108Si ce n’est le fait d’avoir isolé la question du séjour (critiqué à raison par les juges dissidents, même s’il n’est pas certain que cela aurait modifié la conclusion), l’approche de la Cour rappelle celle qu’elle adopte en matière d’accès à la nationalité du pays de résidence par l’étranger [49]. La qualité importe moins que la condition et le respect des droits garantis par la Convention. Peu importe le moyen employé pourvu qu’il assure la protection juridique de l’enfant. Or, en l’espèce, les requérants ont pu vivre ensemble dans des conditions globalement comparables à celles des autres familles (arrêt Chbihi Loudoudi, § 103). Ils n’ont pas connu plus d’entraves ou de désagréments que dans les affaires Wagner[50], Mennesson[51] ou Labassée[52] où la Cour avait pourtant constaté une violation de l’article 8 de la Convention. La filiation est décisive pour distinguer ces affaires. Dans l’affaire Chbihi Loudoudi, l’identité de l’enfant n’est pas incertaine. Elle possède déjà un lien de filiation, identique en Belgique et au Maroc, et ce lien présente de surcroît une certaine effectivité. À défaut, l’adoption devra certainement être envisagée, soit au terme d’une période permettant une intégration progressive de l’enfant dans son nouveau milieu social [solution française après octroi de la nationalité française [53]], soit à l’issue d’une procédure destinée à prévenir tout trafic d’enfant (solution belge, l’adoption est possible même lorsque la loi de l’État où se trouve l’enfant ignore l’institution).
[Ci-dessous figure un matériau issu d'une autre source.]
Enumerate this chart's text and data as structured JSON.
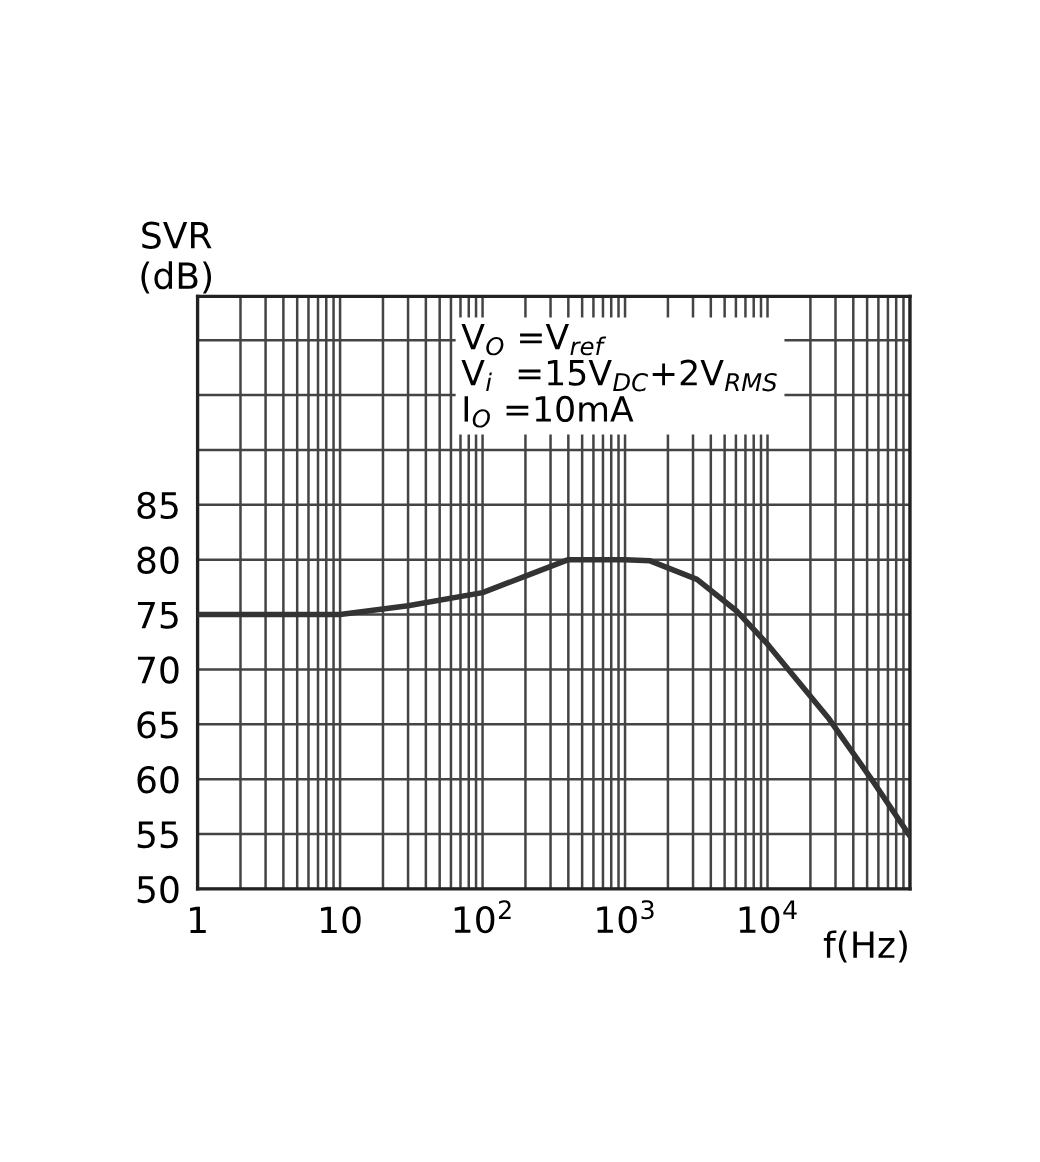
{
  "chart_data": {
    "type": "line",
    "xlabel": "f(Hz)",
    "ylabel": "SVR\n(dB)",
    "annotations": [
      "V$_{O}$ =V$_{ref}$\nV$_{i}$  =15V$_{DC}$+2V$_{RMS}$\nI$_{O}$ =10mA"
    ],
    "log": "x",
    "grid": true,
    "color": "#333333",
    "line_style": "solid",
    "marker": "none",
    "x": [
      1,
      3,
      10,
      30,
      100,
      200,
      400,
      1000,
      1500,
      3200,
      6100,
      10000,
      27000,
      55000,
      100000
    ],
    "values": [
      75,
      75,
      75,
      75.8,
      77,
      78.5,
      80,
      80,
      79.9,
      78.2,
      75.3,
      72.3,
      65.5,
      59.8,
      54.8
    ],
    "xlim": [
      1,
      100000
    ],
    "ylim": [
      50,
      104
    ],
    "xticks": [
      1,
      10,
      {
        "value": 100,
        "label": "10$^{2}$"
      },
      {
        "value": 1000,
        "label": "10$^{3}$"
      },
      {
        "value": 10000,
        "label": "10$^{4}$"
      },
      {
        "value": 100000,
        "label": null
      }
    ],
    "yticks": [
      50,
      55,
      60,
      65,
      70,
      75,
      80,
      85,
      {
        "value": 90,
        "label": null
      },
      {
        "value": 95,
        "label": null
      },
      {
        "value": 100,
        "label": null
      }
    ]
  }
}
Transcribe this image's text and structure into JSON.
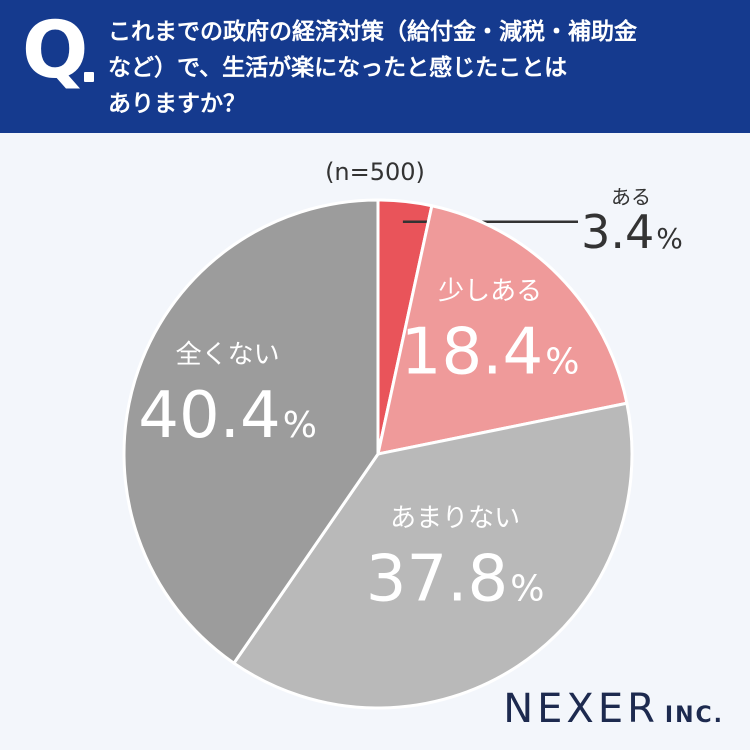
{
  "header": {
    "q_label": "Q",
    "question_lines": [
      "これまでの政府の経済対策（給付金・減税・補助金",
      "など）で、生活が楽になったと感じたことは",
      "ありますか？"
    ]
  },
  "sample_size": "(n=500)",
  "logo": {
    "name": "NEXER",
    "suffix": "INC."
  },
  "colors": {
    "header_bg": "#153a8e",
    "aru": "#e9545a",
    "sukoshi_aru": "#ef9a9a",
    "amari_nai": "#b9b9b9",
    "mattaku_nai": "#9c9c9c"
  },
  "chart_data": {
    "type": "pie",
    "unit": "%",
    "slices": [
      {
        "label": "ある",
        "value": 3.4,
        "value_text": "3.4",
        "color": "#e9545a"
      },
      {
        "label": "少しある",
        "value": 18.4,
        "value_text": "18.4",
        "color": "#ef9a9a"
      },
      {
        "label": "あまりない",
        "value": 37.8,
        "value_text": "37.8",
        "color": "#b9b9b9"
      },
      {
        "label": "全くない",
        "value": 40.4,
        "value_text": "40.4",
        "color": "#9c9c9c"
      }
    ]
  }
}
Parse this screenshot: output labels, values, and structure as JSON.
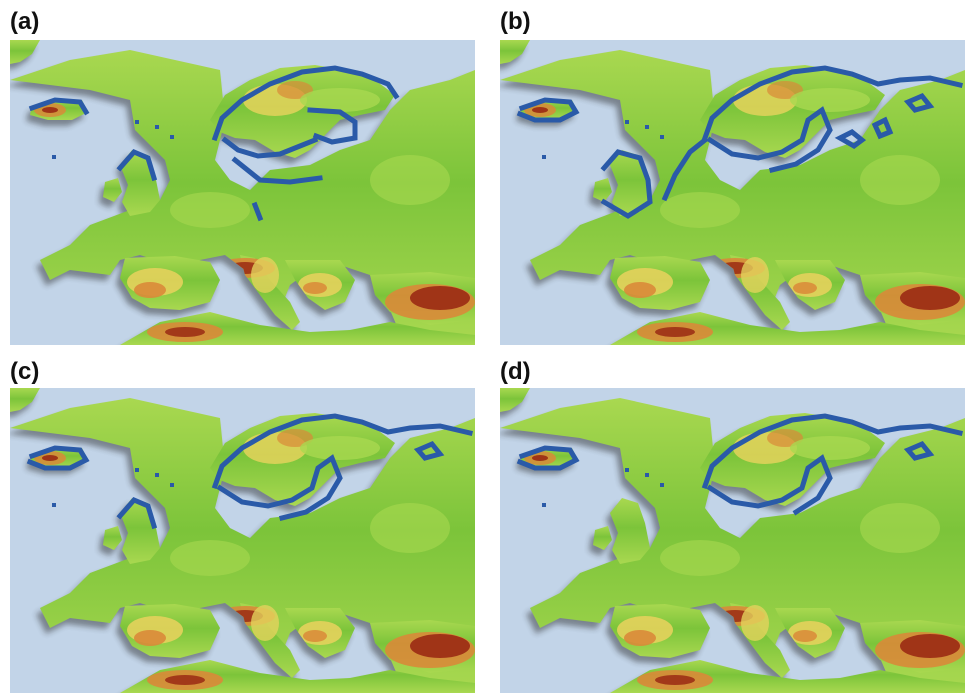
{
  "figure": {
    "panels": [
      {
        "id": "a",
        "label": "(a)"
      },
      {
        "id": "b",
        "label": "(b)"
      },
      {
        "id": "c",
        "label": "(c)"
      },
      {
        "id": "d",
        "label": "(d)"
      }
    ]
  },
  "colors": {
    "sea": "#c2d4e8",
    "lowland": "#7cc43a",
    "plain": "#a9d850",
    "hills": "#e4d25c",
    "highland": "#d98a38",
    "mountain": "#9a2a14",
    "outline": "#2a5aa8"
  }
}
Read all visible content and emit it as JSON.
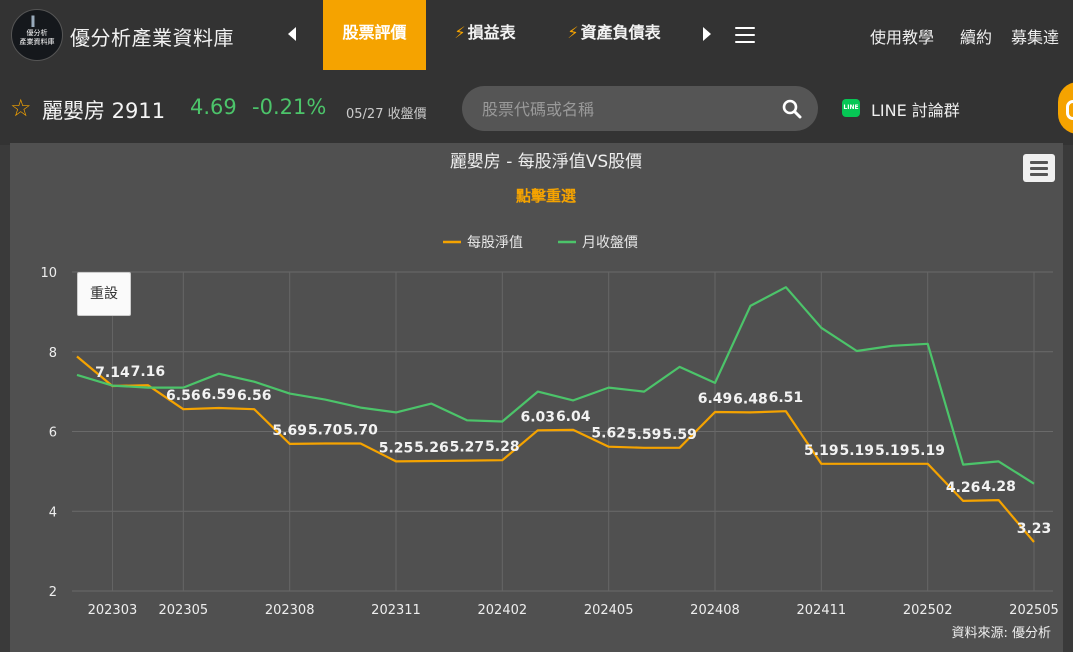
{
  "header": {
    "logo_text": [
      "優分析",
      "產業資料庫"
    ],
    "brand": "優分析產業資料庫",
    "tabs": [
      {
        "label": "股票評價",
        "active": true
      },
      {
        "label": "損益表",
        "icon": "bolt-icon"
      },
      {
        "label": "資產負債表",
        "icon": "bolt-icon"
      }
    ],
    "links": [
      "使用教學",
      "續約",
      "募集達"
    ]
  },
  "stock": {
    "name_code": "麗嬰房 2911",
    "price": "4.69",
    "change": "-0.21%",
    "date": "05/27 收盤價",
    "color_up": "#4cc46a"
  },
  "search": {
    "placeholder": "股票代碼或名稱"
  },
  "line_group": {
    "icon_text": "LINE",
    "label": "LINE 討論群"
  },
  "chart_data": {
    "type": "line",
    "title": "麗嬰房 - 每股淨值VS股價",
    "subtitle": "點擊重選",
    "reset_label": "重設",
    "source": "資料來源: 優分析",
    "ylim": [
      2,
      10
    ],
    "yticks": [
      2,
      4,
      6,
      8,
      10
    ],
    "xticks": [
      {
        "label": "202303",
        "i": 1
      },
      {
        "label": "202305",
        "i": 3
      },
      {
        "label": "202308",
        "i": 6
      },
      {
        "label": "202311",
        "i": 9
      },
      {
        "label": "202402",
        "i": 12
      },
      {
        "label": "202405",
        "i": 15
      },
      {
        "label": "202408",
        "i": 18
      },
      {
        "label": "202411",
        "i": 21
      },
      {
        "label": "202502",
        "i": 24
      },
      {
        "label": "202505",
        "i": 27
      }
    ],
    "x": [
      "202302",
      "202303",
      "202304",
      "202305",
      "202306",
      "202307",
      "202308",
      "202309",
      "202310",
      "202311",
      "202312",
      "202401",
      "202402",
      "202403",
      "202404",
      "202405",
      "202406",
      "202407",
      "202408",
      "202409",
      "202410",
      "202411",
      "202412",
      "202501",
      "202502",
      "202503",
      "202504",
      "202505"
    ],
    "series": [
      {
        "name": "每股淨值",
        "color": "#f5a300",
        "values": [
          7.88,
          7.14,
          7.16,
          6.56,
          6.59,
          6.56,
          5.69,
          5.7,
          5.7,
          5.25,
          5.26,
          5.27,
          5.28,
          6.03,
          6.04,
          5.62,
          5.59,
          5.59,
          6.49,
          6.48,
          6.51,
          5.19,
          5.19,
          5.19,
          5.19,
          4.26,
          4.28,
          3.23
        ],
        "labels": [
          "",
          "7.14",
          "7.16",
          "6.56",
          "6.59",
          "6.56",
          "5.69",
          "5.70",
          "5.70",
          "5.25",
          "5.26",
          "5.27",
          "5.28",
          "6.03",
          "6.04",
          "5.62",
          "5.59",
          "5.59",
          "6.49",
          "6.48",
          "6.51",
          "5.19",
          "5.19",
          "5.19",
          "5.19",
          "4.26",
          "4.28",
          "3.23"
        ]
      },
      {
        "name": "月收盤價",
        "color": "#4cc46a",
        "values": [
          7.42,
          7.15,
          7.1,
          7.1,
          7.45,
          7.25,
          6.95,
          6.8,
          6.6,
          6.48,
          6.7,
          6.28,
          6.25,
          7.0,
          6.78,
          7.1,
          7.0,
          7.62,
          7.22,
          9.15,
          9.62,
          8.6,
          8.02,
          8.15,
          8.2,
          5.17,
          5.25,
          4.69
        ]
      }
    ]
  }
}
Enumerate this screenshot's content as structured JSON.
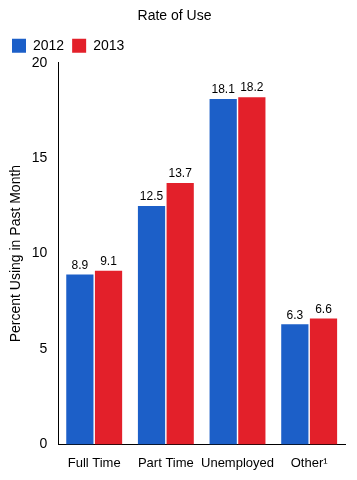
{
  "chart_data": {
    "type": "bar",
    "title": "Rate of Use",
    "y_label": "Percent Using in Past Month",
    "categories": [
      "Full Time",
      "Part Time",
      "Unemployed",
      "Other¹"
    ],
    "series": [
      {
        "name": "2012",
        "color": "#1c5fc8",
        "values": [
          8.9,
          12.5,
          18.1,
          6.3
        ]
      },
      {
        "name": "2013",
        "color": "#e3202a",
        "values": [
          9.1,
          13.7,
          18.2,
          6.6
        ]
      }
    ],
    "ylim": [
      0,
      20
    ],
    "yticks": [
      0,
      5,
      10,
      15,
      20
    ],
    "grid": false,
    "legend": "top-left",
    "data_labels": true
  }
}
109L’arrêt Chbihi Loudoudi consolide le pluralisme : la kafala assure une protection suffisante à l’enfant. Les États n’ont pas à lui donner les effets d’une adoption, même simple, et la réponse adéquate à la préservation des liens familiaux de facto noués entre le kafil et le makfoul réside alors dans l’octroi d’un titre de séjour adéquat. Il n’est pas nécessaire de donner la nationalité ou d’ouvrir la possibilité de créer un lien de filiation, malgré les difficultés administratives, sociales ou civiles auxquelles les intéressés peuvent se heurter [54]. Pourtant, la Cour les a-t-elle réellement mesurées ? Sans même évoquer les questions successorales et pour s’en tenir au strict minimum, une situation de crise compromettra fortement l’obligation d’entretenir l’enfant [55]. Le règlement aliments n° 4/2009 [56] garantirait la compétence des juridictions proches de l’enfant [57]. En revanche, le Protocole de La Haye du 23 novembre 2007 (si la kafala correspond à une relation de famille au sens de ce texte) mène à une impasse. Dans les circonstances de l’affaire Chbihi Loudoudi, seule la loi belge serait applicable, en tant que loi du for ou en tant que loi de la résidence habituelle du créancier [58]. À défaut de nationalité commune (en l’espèce, les kafils sont belges cependant que le makful est marocain), les dispositions alimentaires propres à la kafala ne sont pas applicables et l’enfant n’aura aucun droit à aliments [59]. Si tant est que l’enfant soit animé d’une détermination suffisante pour obtenir une décision des juridictions marocaines, produira-t-elle ses effets dans le for ? Sa compatibilité avec l’ordre public international est-elle assurée ? Bien sûr, la Cour n’est pas censée raisonner dans l’abstrait et l’affaire se présentait pour l’essentiel sous l’angle du séjour. Sous un autre angle, la question du respect de la Convention européenne des droits de l’homme pourrait donc de nouveau se poser.

110Fabien Marchadier

111Cour de cassation (Civ. 1re) - 17 décembre 2014 Pourvois nos 13-21.365, 13-21.366 et 13-24.295

112Exequatur – Enlèvement international d’enfants – Enfants résidant en France – Décision étrangère de retour – Compétence obtenue par fraude

113Litispendance – Procédures de divorce – Décision étrangère statuant sur le sort des enfants – Décision déclarée irrégulière – Compétence étrangère obtenue par fraude – Obstacle à l’exception de litispendance (non)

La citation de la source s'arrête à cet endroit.